What Would Happen if Cameron Decided to Postpone the Election Until 2017?

That is exactly what happened in South Sudan in February when elections due to take place this June were suddenly postponed for two years, a move barely reported upon by the world's media or its leaders.

With a general election here now just weeks away and the outcome uncertain, what would happen if David Cameron unexpectedly decided to postpone the poll and instead extend his term of office until 2017? The answer is we would take it for granted that the world's media and its leaders would jump to the defence of our democracy and rightly demand that the election be held. But that is exactly what happened in South Sudan in February when elections due to take place this June were suddenly postponed for two years, a move barely reported upon by the world's media or its leaders.

This year there are elections happening across east Africa which will be a key test of the continents commitment to democracy. In May and June there will be Parliamentary and Presidential elections in Burundi and in November Presidential elections in the Democratic Republic of Congo (DRC). Ref 1

Emerge Poverty Free, a British based Christian charity, works in each of these countries, helping people to lift themselves out of poverty. We don't preach at people but we do offer them practical help from educating street children in Burundi, caring for war orphans in the DRC, to helping farmers in South Sudan. But as well as battling poverty, we are also battling the fact that all these countries have been ravaged by war.

Take South Sudan, the world's youngest democracy, who gained its independence from Sudan in 2011 after two disastrous civil wars. In December 2013 a civil war again broke out after President Salva Kiir dismissed his deputy, Riek Machar accusing him of plotting a coup. Since then, more than 10,000 people have been killed and more than 1.5 million displaced from their homes. The recent postponement of the election there bought to an abrupt end a peace settlement negotiated earlier this year known as the Arusha Agreement which offered real hope for ending the conflict. Ref 2

Emerge Poverty Free is working in a town called Ikotos in the very south of the country which has to date escaped the worst of the current conflict. However, many of the women there have lost husbands in the previous civil wars, others have fled there to escape the current fighting. Women like Esther Siama, 29, who used to live in the capital Juba and came to Ikotos with her 4 children last year after her husband died fighting. To help her and her friends in similar situations, Emerge have established a bakery, where she can bake bread and sell cakes.
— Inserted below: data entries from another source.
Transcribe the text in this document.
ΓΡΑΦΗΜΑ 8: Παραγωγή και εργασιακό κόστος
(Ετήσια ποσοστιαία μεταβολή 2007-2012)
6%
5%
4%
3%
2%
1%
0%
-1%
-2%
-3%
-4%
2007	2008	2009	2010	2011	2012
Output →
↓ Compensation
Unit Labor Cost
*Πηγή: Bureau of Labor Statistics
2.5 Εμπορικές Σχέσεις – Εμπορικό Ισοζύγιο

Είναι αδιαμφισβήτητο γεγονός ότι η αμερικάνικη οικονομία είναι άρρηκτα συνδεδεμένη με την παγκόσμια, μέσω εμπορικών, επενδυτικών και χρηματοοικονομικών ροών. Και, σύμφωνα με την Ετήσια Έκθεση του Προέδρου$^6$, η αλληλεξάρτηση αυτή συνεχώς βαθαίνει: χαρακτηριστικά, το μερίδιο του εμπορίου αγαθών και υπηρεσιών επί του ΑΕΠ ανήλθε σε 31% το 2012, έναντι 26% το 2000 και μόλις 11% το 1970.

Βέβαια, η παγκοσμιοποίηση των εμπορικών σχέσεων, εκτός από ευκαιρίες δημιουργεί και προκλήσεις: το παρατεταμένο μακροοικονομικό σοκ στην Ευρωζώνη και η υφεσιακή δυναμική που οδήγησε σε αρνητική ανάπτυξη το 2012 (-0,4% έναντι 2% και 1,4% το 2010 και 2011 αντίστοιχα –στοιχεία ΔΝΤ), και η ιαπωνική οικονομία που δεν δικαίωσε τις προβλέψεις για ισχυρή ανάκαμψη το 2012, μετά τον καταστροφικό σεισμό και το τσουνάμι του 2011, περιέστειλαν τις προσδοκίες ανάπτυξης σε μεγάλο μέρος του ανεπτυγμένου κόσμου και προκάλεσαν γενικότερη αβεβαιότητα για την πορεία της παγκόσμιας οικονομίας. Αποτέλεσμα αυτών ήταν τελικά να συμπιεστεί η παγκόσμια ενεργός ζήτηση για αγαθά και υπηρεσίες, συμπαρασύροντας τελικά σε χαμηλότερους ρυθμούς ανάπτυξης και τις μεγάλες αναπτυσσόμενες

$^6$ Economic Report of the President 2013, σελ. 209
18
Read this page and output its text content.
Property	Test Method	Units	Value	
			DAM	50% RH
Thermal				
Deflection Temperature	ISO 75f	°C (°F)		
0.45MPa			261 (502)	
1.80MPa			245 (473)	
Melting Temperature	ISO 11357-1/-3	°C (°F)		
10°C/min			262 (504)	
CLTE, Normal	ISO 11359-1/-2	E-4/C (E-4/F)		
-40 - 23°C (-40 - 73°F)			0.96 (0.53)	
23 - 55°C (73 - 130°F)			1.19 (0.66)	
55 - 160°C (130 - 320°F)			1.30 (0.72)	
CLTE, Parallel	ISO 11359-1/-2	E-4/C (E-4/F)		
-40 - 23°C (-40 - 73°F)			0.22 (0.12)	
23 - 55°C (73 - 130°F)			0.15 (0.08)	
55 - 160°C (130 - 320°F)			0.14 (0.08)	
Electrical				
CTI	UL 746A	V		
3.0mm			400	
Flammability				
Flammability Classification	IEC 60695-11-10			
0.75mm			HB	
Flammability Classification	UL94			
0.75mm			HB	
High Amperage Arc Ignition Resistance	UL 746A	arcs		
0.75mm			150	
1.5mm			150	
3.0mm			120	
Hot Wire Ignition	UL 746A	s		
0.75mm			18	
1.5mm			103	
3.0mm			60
Esther is also attending literacy classes put on by Emerge because she wants to learn to speak English well. As a result Esther can now feed her family and has started using her new language skills to apply for jobs. Ref 3

Over the years many others like Esther have fled to Britain seeking asylum to escape the civil wars. As a result Britain now hosts one of the oldest and largest South Sudanese communities in the world. Many of these communities are based in London, Brighton, the West Midlands, Glasgow and Edinburgh and this Easter they will be praying for peace, echoing the South Sudan Council of Churches who have called on people there not to lose hope. "As Christians, we always have hope. When times are dark we remember that Christ suffered and died but then rose from the dead. Christ remains with us, and the Holy Spirit gives us strength and endurance. The people of South Sudan have experienced many decades of conflict, but we are confident that, with God's help, we will overcome the evil in our midst and will move forward in peace and justice". Ref 4

As Easter approaches millions of Christians here will be praying for our government and thinking ahead to our general election. As well as doing this I am also asking people to pray for peace in those countries like Burundi, the DRC and South Sudan where democracy cannot be taken for granted.